The company offers sterile products, hormones, high-potency drugs and cytotoxic substances in various dosage forms, including tablets, capsules, injectables, inhalants, liquids, transdermal patches, ointments and creams. It also manufactures and sells active pharmaceutical ingredients, as well as provides contract manufacturing services, and it operates an out-licensing platform that offers a portfolio of products to other pharmaceutical companies. In addition, it focuses on the central nervous system (CNS), pain, respiratory and oncology areas.

The company’s products portfolio in the CNS field includes Copaxone for the treatment of relapsing forms of multiple sclerosis, Ajovy for the preventive treatment of migraine in adults and Austedo for the treatment of neurodegenerative and movement disorders associated with Huntington’s disease and tardive dyskinesia.

In the respiratory therapeutic area, products include ProAir RespiClick, QVAR, ProAir Digihaler, AirDuo Digihaler, ArmonAir Digihaler, Braltus, Cinqair/Cinqaero, DuoResp Spiromax and AirDuo RespiClick/ArmonAir RespiClick for the treatment of asthma and chronic obstructive pulmonary disease.
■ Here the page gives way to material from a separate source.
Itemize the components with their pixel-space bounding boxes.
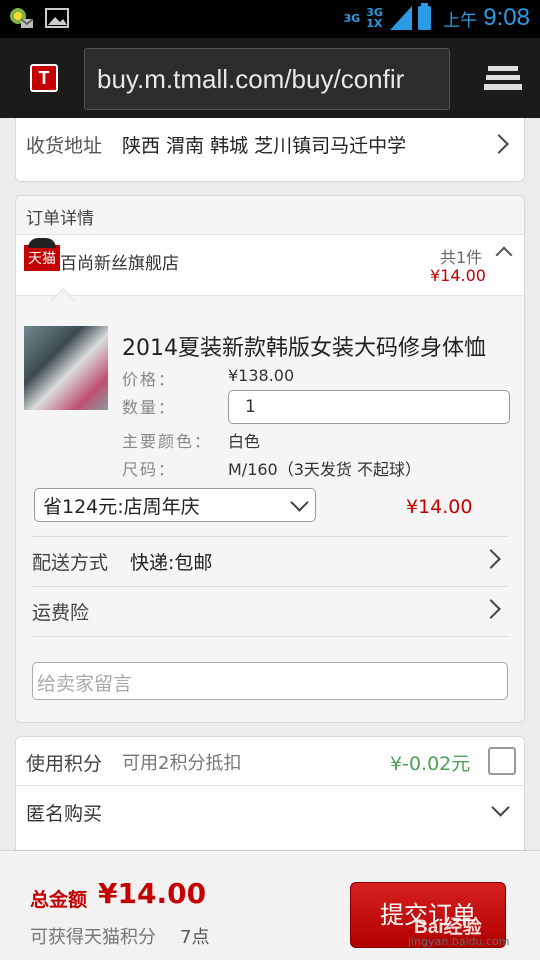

Oncology therapeutic offerings consist of Bendeka, Treanda, Granix, Trisenox, Lonquex and Tevagrastim/Ratiograstim.

Teva has a collaboration with MedinCell for the development and commercialization of multiple long-acting injectable products and a risperidone suspension for the treatment of patients with schizophrenia.

The $14 Barclays target price is well above the $9.69 consensus target, and Teva Pharmaceutical Industries stock closed at $7.62 on Friday.


These are five stocks for aggressive investors looking to get share count leverage on companies that have sizable upside potential. While not suited for all investors, they are not penny stocks with absolutely no track record or liquidity, and major Wall Street firms have research coverage.